Der letzte Tag des Jahres macht deutlich: Leben heißt unterwegs sein. Manches hinter sich zurücklassen und auf neues zugehen. Auf diesen Weg ins neue Jahr will Gott uns begleiten. Hören wir auf den Predigttext in 2.Mose 13,20-23

Predigttext
2. Mose 13, 20-22
So zogen sie aus von Sukkot und lagerten sich in Etam am Rande der Wüste. Und der HERR zog vor ihnen her, am Tage in einer Wolkensäule, um sie den rechten Weg zu führen, und bei Nacht in einer Feuersäule, um ihnen zu leuchten, damit sie Tag und Nacht wandern konnten. Niemals wich die Wolkensäule von dem Volk bei Tage noch die Feuersäule bei Nacht.

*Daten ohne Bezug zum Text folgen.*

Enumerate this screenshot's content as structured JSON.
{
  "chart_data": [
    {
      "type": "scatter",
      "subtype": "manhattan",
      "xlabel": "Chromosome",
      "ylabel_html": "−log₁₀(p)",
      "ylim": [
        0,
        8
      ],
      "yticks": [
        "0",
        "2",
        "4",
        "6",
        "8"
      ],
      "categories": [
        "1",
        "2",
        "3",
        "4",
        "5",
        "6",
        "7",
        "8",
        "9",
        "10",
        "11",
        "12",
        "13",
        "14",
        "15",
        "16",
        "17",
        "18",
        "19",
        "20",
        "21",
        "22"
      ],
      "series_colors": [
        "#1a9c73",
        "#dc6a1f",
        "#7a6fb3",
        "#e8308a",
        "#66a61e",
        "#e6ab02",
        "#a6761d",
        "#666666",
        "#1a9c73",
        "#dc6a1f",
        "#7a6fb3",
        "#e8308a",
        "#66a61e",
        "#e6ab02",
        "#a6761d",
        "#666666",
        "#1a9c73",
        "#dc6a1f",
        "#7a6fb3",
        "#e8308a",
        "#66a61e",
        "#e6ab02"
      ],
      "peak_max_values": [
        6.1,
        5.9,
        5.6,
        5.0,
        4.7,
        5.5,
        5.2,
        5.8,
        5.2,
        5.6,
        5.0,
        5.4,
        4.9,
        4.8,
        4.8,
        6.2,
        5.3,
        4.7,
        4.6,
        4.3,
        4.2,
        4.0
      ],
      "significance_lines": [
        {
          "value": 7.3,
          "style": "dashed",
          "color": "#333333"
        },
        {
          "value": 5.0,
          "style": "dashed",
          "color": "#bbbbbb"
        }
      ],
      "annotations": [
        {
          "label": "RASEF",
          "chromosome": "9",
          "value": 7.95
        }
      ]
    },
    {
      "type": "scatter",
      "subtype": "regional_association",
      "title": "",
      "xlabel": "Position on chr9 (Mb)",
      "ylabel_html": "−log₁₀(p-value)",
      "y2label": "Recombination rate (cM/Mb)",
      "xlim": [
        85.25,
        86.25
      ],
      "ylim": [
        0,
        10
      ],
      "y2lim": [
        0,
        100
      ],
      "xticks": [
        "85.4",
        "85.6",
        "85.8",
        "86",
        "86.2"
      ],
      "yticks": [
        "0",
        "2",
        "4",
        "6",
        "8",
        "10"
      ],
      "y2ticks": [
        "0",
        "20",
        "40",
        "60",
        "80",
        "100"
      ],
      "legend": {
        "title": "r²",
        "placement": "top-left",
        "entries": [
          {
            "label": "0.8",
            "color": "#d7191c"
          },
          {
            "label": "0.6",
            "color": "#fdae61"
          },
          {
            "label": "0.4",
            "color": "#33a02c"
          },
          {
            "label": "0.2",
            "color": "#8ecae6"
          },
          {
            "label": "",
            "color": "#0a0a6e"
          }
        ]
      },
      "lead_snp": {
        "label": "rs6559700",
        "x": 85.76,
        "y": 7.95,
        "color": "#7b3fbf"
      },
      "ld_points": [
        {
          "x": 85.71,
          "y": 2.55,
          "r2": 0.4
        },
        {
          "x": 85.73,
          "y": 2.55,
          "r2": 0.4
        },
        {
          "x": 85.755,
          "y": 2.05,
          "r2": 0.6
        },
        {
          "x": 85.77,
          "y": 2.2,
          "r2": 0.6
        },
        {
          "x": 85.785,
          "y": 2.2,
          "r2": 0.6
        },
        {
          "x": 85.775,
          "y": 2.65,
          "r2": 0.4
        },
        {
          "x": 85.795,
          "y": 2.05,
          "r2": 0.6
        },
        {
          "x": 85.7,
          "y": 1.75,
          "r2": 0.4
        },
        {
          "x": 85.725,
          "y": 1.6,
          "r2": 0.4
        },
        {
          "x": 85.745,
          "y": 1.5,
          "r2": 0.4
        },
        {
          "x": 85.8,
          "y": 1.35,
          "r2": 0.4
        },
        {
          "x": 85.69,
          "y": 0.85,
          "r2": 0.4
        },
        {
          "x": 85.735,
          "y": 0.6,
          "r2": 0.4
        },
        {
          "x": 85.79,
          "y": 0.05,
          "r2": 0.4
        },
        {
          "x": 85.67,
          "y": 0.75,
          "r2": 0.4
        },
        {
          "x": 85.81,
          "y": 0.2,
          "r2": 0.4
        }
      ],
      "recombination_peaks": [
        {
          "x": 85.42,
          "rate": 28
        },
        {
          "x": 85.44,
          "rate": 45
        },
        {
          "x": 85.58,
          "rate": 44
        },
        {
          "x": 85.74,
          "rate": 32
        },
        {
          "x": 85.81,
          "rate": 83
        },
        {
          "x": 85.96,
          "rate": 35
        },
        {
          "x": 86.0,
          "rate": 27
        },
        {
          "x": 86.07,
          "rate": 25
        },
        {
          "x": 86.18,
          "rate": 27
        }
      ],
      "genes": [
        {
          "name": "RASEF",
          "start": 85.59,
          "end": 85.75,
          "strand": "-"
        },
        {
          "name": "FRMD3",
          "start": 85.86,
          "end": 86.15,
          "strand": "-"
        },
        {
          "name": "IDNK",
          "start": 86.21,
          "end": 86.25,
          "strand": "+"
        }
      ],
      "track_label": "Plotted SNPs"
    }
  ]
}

Das Volk Israel ist aufgebrochen in die Wüste. Die wenigen Habseligkeiten sind gepackt und gut verstaut. Ihr Ziel ist das gelobte Land in dem Milch und Honig fließen.

Was sie hinter sich zurücklassen ist Ägypten.
Ägypten - das war Knochenarbeit, Sklavenarbeit, Ägypten, das war Fremdbestimmung und Unfreiheit. Ägypten war das Land der Einschränkung und Entbehrung für die Israeliten. Es gab zwar genug zu essen, aber der Mensch lebt - wie wir wissen - nicht vom Brot allein. Was fehlte, das war die Möglichkeit sich frei zu entfalten und ein eigenes Leben zu gestalten.
Vor Jahrhunderten als willkommene Gäste ins Land gekommen waren die Israeliten nun zu Sklaven geworden. Jetzt waren sie auf dem Weg in die Freiheit. Jetzt kehrten sie Ägypten den Rücken und ließen das alles hinter sich.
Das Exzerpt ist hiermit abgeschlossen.